It's a rite of fall in many parts of the country. When the leaves turn color, for many people that means it's also time to roll up their sleeves for a flu shot. The vaccine doesn't usually provide 100 percent protection, but it can be close, depending on the strains circulating each season.
And now, there's a new flu vaccine approved by the Food and Drug Administration. It's called Flublok.
"It's a very good thing for public health because it means that all of those people who in the past had to decline a flu vaccine can now get one," said Patsy Kelso of the Vt. Department of Health.
They had to decline if they were allergic to eggs because traditional flu vaccine is grown in fertilized chicken eggs. But Flublok is the first ever to not be manufactured with eggs, so those with egg allergies can now get a flu shot if they want.
"That means that the more people that are vaccinated, the less flu there is in the community," Kelso said. "So individuals protect their own health by getting a vaccine, and their family's health, but also the health of people around them who they might infect with the flu."
Flublok does have a shorter shelf life than traditional flu vaccine, so it may be challenging for health providers trying to determine when, and how much, to order. But on the plus side, it can be manufactured much faster.

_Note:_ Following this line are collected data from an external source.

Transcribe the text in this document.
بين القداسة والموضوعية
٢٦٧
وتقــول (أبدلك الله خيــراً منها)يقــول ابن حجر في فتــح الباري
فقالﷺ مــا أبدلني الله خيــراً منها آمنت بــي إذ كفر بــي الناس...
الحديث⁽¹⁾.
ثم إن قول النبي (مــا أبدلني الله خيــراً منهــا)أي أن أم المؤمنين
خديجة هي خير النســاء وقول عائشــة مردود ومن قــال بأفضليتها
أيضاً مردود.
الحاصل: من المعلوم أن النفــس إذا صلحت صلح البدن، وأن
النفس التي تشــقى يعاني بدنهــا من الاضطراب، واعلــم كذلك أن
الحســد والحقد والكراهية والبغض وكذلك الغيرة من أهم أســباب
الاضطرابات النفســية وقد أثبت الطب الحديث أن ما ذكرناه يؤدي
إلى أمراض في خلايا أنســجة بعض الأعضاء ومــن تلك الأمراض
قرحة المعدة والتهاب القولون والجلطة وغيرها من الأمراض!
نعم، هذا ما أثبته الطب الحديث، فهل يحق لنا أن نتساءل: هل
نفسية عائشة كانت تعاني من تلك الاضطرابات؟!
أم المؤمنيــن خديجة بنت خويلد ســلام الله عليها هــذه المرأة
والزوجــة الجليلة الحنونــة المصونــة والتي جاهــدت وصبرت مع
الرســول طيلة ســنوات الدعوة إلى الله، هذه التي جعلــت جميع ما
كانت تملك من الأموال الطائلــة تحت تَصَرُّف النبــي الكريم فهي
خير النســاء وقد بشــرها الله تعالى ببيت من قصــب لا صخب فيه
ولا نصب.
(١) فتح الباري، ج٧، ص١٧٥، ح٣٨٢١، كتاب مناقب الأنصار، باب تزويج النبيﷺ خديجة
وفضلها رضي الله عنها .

"If we had a pandemic for example, and we had a new flu virus circulating and we need to quickly produce large numbers of vaccine, we could us this new technology to produce more vaccine more quickly," Kelso said.
It's another tool to fight a virus that sickens, and sometimes kills, thousands each year across the country.
Like traditional vaccine, Flublok is a trivalent vaccine, meaning it protects against three different strains of virus each year. It will be available to those 18-49.